De ce point de vue, l’enquête menée dans le cadre du projet Revue 2.0 a permis d’approcher la revue comme un espace davantage que comme un format institutionnalisé. Or en cherchant à caractériser le travail éditorial dans les périodiques de LSH, l’enquête a pu dévoiler certains aspects de la fabrique de l’autorité, en particulier ce trait récurrent que j’ai nommé « négociation ». Il apparaît en effet que le processus éditorial établit un espace de négociation au sein duquel se joue déjà une conversation scientifique.

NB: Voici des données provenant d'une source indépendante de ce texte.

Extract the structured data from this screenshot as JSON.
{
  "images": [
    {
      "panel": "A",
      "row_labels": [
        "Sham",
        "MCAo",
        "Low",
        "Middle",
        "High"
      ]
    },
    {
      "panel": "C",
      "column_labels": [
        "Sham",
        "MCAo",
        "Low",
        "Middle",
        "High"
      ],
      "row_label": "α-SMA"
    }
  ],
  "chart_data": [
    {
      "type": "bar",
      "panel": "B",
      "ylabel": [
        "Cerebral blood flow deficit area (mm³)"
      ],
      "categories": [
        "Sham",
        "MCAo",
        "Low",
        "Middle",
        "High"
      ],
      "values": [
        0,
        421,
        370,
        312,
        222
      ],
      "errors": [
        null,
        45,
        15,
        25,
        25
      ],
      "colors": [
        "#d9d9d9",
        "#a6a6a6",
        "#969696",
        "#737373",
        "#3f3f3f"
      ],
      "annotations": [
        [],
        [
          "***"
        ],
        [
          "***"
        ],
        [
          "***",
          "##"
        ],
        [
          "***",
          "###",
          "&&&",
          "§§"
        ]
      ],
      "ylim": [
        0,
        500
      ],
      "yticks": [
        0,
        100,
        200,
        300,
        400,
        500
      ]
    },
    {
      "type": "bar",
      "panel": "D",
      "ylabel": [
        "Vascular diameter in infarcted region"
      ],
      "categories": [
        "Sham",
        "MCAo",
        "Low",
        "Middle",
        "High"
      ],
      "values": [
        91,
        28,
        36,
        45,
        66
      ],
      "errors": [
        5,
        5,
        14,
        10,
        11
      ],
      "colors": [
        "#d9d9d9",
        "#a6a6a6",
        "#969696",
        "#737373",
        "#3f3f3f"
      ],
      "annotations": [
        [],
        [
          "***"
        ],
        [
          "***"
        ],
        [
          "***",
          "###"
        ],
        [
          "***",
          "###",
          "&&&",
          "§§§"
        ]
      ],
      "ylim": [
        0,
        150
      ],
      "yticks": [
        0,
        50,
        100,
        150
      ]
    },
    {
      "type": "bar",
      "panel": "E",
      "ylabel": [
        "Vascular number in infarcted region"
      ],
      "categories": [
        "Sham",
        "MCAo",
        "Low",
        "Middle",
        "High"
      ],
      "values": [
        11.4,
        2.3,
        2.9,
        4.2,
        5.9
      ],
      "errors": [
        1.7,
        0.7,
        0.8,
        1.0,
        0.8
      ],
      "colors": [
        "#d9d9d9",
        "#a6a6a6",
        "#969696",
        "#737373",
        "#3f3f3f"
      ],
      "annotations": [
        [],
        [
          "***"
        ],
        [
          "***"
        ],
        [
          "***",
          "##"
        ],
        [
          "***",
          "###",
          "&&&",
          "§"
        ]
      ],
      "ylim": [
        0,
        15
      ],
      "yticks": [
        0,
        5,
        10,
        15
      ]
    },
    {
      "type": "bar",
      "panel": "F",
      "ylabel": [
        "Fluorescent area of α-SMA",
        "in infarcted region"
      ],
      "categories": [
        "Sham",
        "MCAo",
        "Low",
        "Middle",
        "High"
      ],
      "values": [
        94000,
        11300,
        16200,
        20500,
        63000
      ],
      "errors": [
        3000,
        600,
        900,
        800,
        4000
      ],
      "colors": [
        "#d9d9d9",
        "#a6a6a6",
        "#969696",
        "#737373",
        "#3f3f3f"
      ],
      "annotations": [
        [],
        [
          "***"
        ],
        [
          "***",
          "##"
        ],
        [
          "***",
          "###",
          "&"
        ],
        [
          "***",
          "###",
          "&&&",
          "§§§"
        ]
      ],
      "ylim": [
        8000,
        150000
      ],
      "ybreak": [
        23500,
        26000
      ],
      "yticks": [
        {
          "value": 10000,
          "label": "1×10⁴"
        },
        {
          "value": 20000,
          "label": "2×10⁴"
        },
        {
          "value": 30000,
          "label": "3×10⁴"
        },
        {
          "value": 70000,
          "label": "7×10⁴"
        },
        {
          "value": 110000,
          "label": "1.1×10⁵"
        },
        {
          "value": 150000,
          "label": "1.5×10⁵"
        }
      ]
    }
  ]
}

Il s’agit d’une part des aménagements réalisés par les éditeurs sur leur propre protocole éditorial. Confrontés à la réalité de la discursivité des sujets et des problématiques de LSH, les éditeurs n’ont d’autres choix que de négocier avec les protocoles éditoriaux censés pourtant garantir la scientificité des revues. D’autre part, la négociation se joue dans les multiples conversations, rouvertes par nécessité pour finaliser la décision éditoriale. Chacune de ces infractions au protocole participe d’une structuration de l’espace et de l’autorité propre à chaque revue. Elles expliquent en partie les bifurcations, spécifiques d’une revue à l’autre, par rapport au format institutionnalisé, avec pour conséquence cette diversité de modèles éditoriaux et de modalités de construction de l’autorité.

Cette négociation m’incite à penser que la revue gagnerait à ouvrir et rendre transparent ces aménagements, c’est-à-dire finalement à ouvrir à ses lecteurs un espace nouveau, conversationnel. Il y a ici une opportunité pour les revues de repenser leur mission en reconnaissant que la production de connaissances relève d’un processus collectif, tel que je le développerai au chapitre suivant.